Less than 24 hours earlier I woke up in a freezing desert outside Red Rock Canyon where I spent Christmas rock climbing. I now found myself in a snowy parking lot stuffing climbing ropes and ice tools into an already full backpack. I would be celebrating this New Year’s Eve by winter camping in a Coldstream Canyon at the base of frozen waterfalls for ice climbing. Welcome to Brice-style holidays.
Approach
The gate past the parking lot was open so we were able to shuttle an advance group with heavy packs three miles in near the Lost Trail Lodge with the next group to follow on foot. After being dropped off we still had three snowshoe miles, mostly on road, before we followed snowshoe tracks left toward the canyon. I had injured my shoulder from landing on ice while skiing 10 days before and the heavy pack reminded me with painful aching.
Once arrived, our group leader free climbed up to the top up a moderate slope and threw down ropes from the extended chain anchors left here from summer craigging. The ice climbing had begun!
Night Climbing into the New Year
These water ice (WI3, WI4) climbs were very different than the glacial ice climbing I did in Peru. Instead of always front pointing my way up solid vertical ice I could step into footholds, hook my axe in pockets, and use a hand on rock half the time. I watched more talented climbers as they used only a single swing or kick to secure their appendages into the ice. Testing ice and using minimal impact force on it to climb delicate features like chandelleers or ascending with only one axe to better climb a mixed route. For many in our group this was their first ice climb and each person ran up a route several times before dusk set in and we stomped back to camp in our crampons for dinner.
Sadie and I did one last route under the night sky, lighting the ice by headlamp before heading back to warm foil packages of rehydrated food. On Sadie’s climb the rope had gotten so icy that I had to wrap it around my hand to pull it through the belay device. Both providing grip and shattering the quarter to half half inch thick ice casing around her line. There was plenty of running water on this route and the belay rope was very close to an exposed water fall at the top.
Back at camp we broke out New Years Eve. Popping the champagne and passing it around telling the most humorous embarrassing moment of 2016, our favorite climb or what we were most thankful for. I blasted Veorra from my iPhone as we walked back up to the walls to ice climb into the new year. The ice glistened under headlamp as I swung my tools for purchase and thrusted my mountaineering crampons into icicle-like features. A little before midnight we pulled the ropes and returned to our tents. Sleeping in my snow nestled home I was surprised by how much warmer it was compared to the first night I slept in the desert outside Red Rock Canyon.
The next morning we hit the walls at a leisurely pace around 9am. A cold front had rolled in, dropping the temperature to a high of freezing and forecasted to bring in over a foot of snow. I became a frozen statue with numbing fingers and toes while belaying a couple lead climbers up our left route for over an hour. I revived them by walking to camp and back before hoping on another route, trying my best to mimic techniques I observed the prior day: multiple foot steps for one tool swing, keeping my butt out as I walked up and placing my heels down to engage my secondary points.
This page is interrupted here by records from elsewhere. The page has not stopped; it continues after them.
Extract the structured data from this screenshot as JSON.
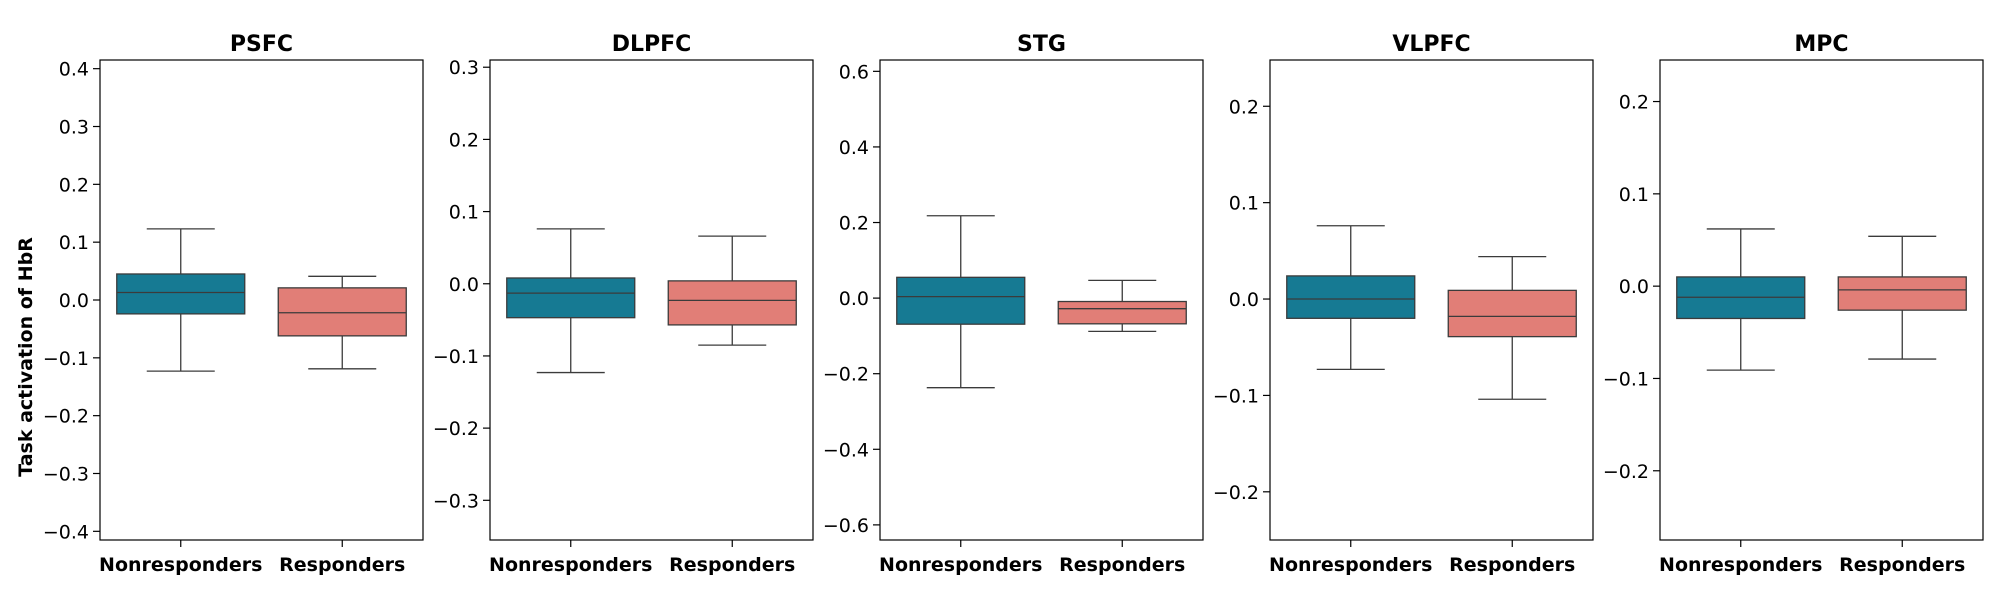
{
  "figure": {
    "ylabel": "Task activation of HbR"
  },
  "chart_data": [
    {
      "type": "box",
      "title": "PSFC",
      "categories": [
        "Nonresponders",
        "Responders"
      ],
      "ylim": [
        -0.415,
        0.415
      ],
      "yticks": [
        -0.4,
        -0.3,
        -0.2,
        -0.1,
        0.0,
        0.1,
        0.2,
        0.3,
        0.4
      ],
      "ytick_labels": [
        "−0.4",
        "−0.3",
        "−0.2",
        "−0.1",
        "0.0",
        "0.1",
        "0.2",
        "0.3",
        "0.4"
      ],
      "boxes": [
        {
          "group": "Nonresponders",
          "whisker_low": -0.123,
          "q1": -0.024,
          "median": 0.013,
          "q3": 0.045,
          "whisker_high": 0.123,
          "color": "#167a93"
        },
        {
          "group": "Responders",
          "whisker_low": -0.119,
          "q1": -0.062,
          "median": -0.022,
          "q3": 0.021,
          "whisker_high": 0.041,
          "color": "#e17e77"
        }
      ]
    },
    {
      "type": "box",
      "title": "DLPFC",
      "categories": [
        "Nonresponders",
        "Responders"
      ],
      "ylim": [
        -0.355,
        0.31
      ],
      "yticks": [
        -0.3,
        -0.2,
        -0.1,
        0.0,
        0.1,
        0.2,
        0.3
      ],
      "ytick_labels": [
        "−0.3",
        "−0.2",
        "−0.1",
        "0.0",
        "0.1",
        "0.2",
        "0.3"
      ],
      "boxes": [
        {
          "group": "Nonresponders",
          "whisker_low": -0.123,
          "q1": -0.047,
          "median": -0.013,
          "q3": 0.008,
          "whisker_high": 0.076,
          "color": "#167a93"
        },
        {
          "group": "Responders",
          "whisker_low": -0.085,
          "q1": -0.057,
          "median": -0.023,
          "q3": 0.004,
          "whisker_high": 0.066,
          "color": "#e17e77"
        }
      ]
    },
    {
      "type": "box",
      "title": "STG",
      "categories": [
        "Nonresponders",
        "Responders"
      ],
      "ylim": [
        -0.64,
        0.63
      ],
      "yticks": [
        -0.6,
        -0.4,
        -0.2,
        0.0,
        0.2,
        0.4,
        0.6
      ],
      "ytick_labels": [
        "−0.6",
        "−0.4",
        "−0.2",
        "0.0",
        "0.2",
        "0.4",
        "0.6"
      ],
      "boxes": [
        {
          "group": "Nonresponders",
          "whisker_low": -0.237,
          "q1": -0.069,
          "median": 0.004,
          "q3": 0.055,
          "whisker_high": 0.218,
          "color": "#167a93"
        },
        {
          "group": "Responders",
          "whisker_low": -0.088,
          "q1": -0.068,
          "median": -0.028,
          "q3": -0.009,
          "whisker_high": 0.047,
          "color": "#e17e77"
        }
      ]
    },
    {
      "type": "box",
      "title": "VLPFC",
      "categories": [
        "Nonresponders",
        "Responders"
      ],
      "ylim": [
        -0.25,
        0.248
      ],
      "yticks": [
        -0.2,
        -0.1,
        0.0,
        0.1,
        0.2
      ],
      "ytick_labels": [
        "−0.2",
        "−0.1",
        "0.0",
        "0.1",
        "0.2"
      ],
      "boxes": [
        {
          "group": "Nonresponders",
          "whisker_low": -0.073,
          "q1": -0.02,
          "median": 0.0,
          "q3": 0.024,
          "whisker_high": 0.076,
          "color": "#167a93"
        },
        {
          "group": "Responders",
          "whisker_low": -0.104,
          "q1": -0.039,
          "median": -0.018,
          "q3": 0.009,
          "whisker_high": 0.044,
          "color": "#e17e77"
        }
      ]
    },
    {
      "type": "box",
      "title": "MPC",
      "categories": [
        "Nonresponders",
        "Responders"
      ],
      "ylim": [
        -0.275,
        0.245
      ],
      "yticks": [
        -0.2,
        -0.1,
        0.0,
        0.1,
        0.2
      ],
      "ytick_labels": [
        "−0.2",
        "−0.1",
        "0.0",
        "0.1",
        "0.2"
      ],
      "boxes": [
        {
          "group": "Nonresponders",
          "whisker_low": -0.091,
          "q1": -0.035,
          "median": -0.012,
          "q3": 0.01,
          "whisker_high": 0.062,
          "color": "#167a93"
        },
        {
          "group": "Responders",
          "whisker_low": -0.079,
          "q1": -0.026,
          "median": -0.004,
          "q3": 0.01,
          "whisker_high": 0.054,
          "color": "#e17e77"
        }
      ]
    }
  ]
}
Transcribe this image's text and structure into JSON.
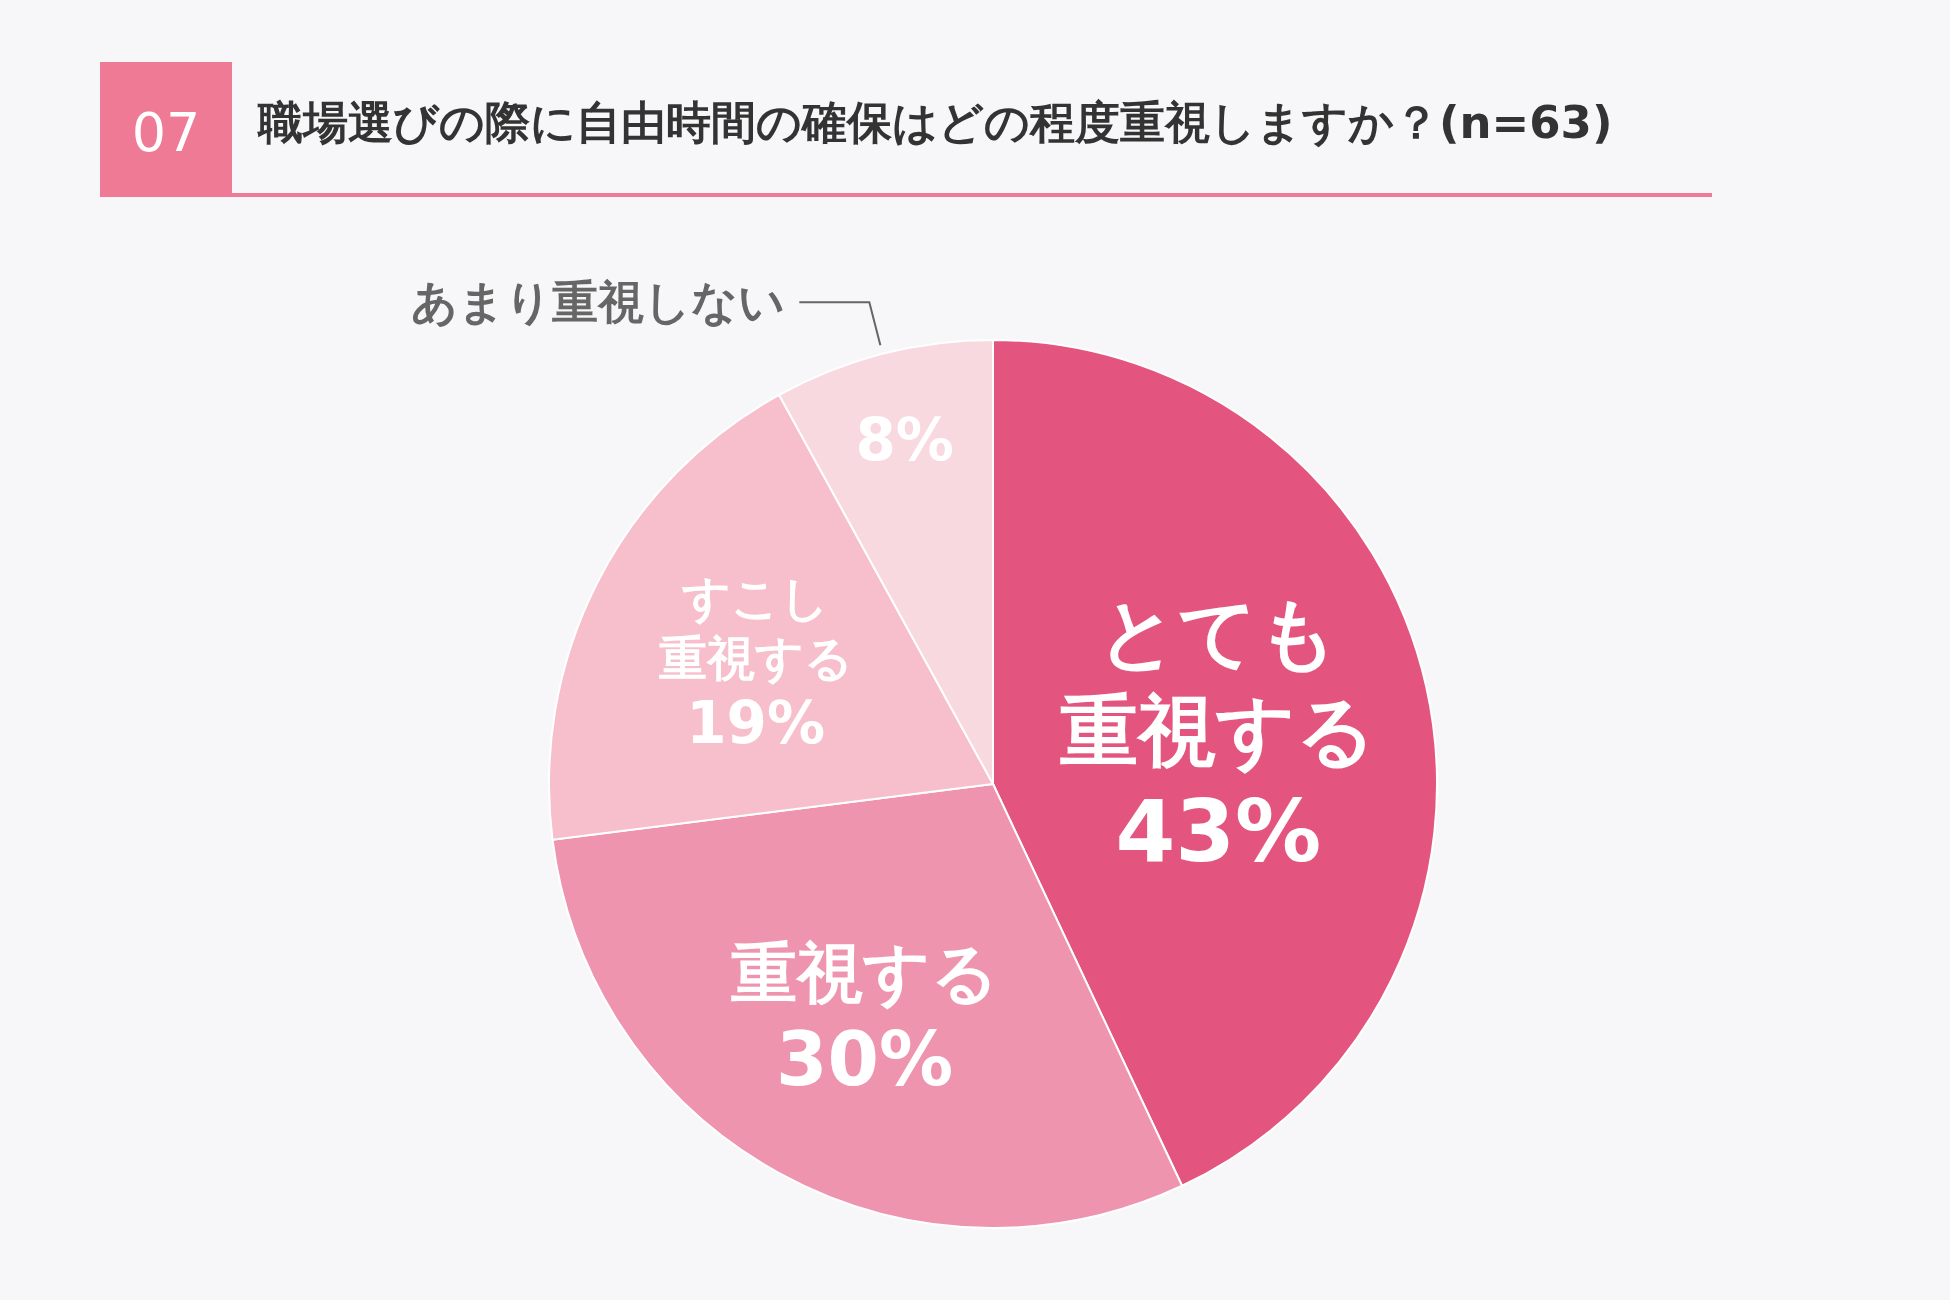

Comparing Ice and Rock Climbing
After lunch we took off for six miles of snowshoeing back to trailhead, half of this by headlamp, until we arrived to our snowy cars. Ice climbing is a cool idea and a helpful mountaineering skill, but running up the same route over and over again didn’t quite provide the same level of challenge that rock climbing craiging provides with dozens of routes on a single wall. The biggest thing I was surprised by on my first water ice experience is how much ice comes off when you are climbing. Ice is constantly showering down. One person got hit in the helmet by a piece the size of my head. Another in the face by a baseball sized piece. Its dangerous!
So… I’m going to try to learn these skills to make me a better mountaineer. However, ice climbing didn’t have the variation or body movement flow to make it as enjoyable as rock climbing and won’t be something I start doing on the regular. I’m interested to see how different areas feel when I go the super popular Lee Vining area which has many more routes for ice climbing instruction later this month.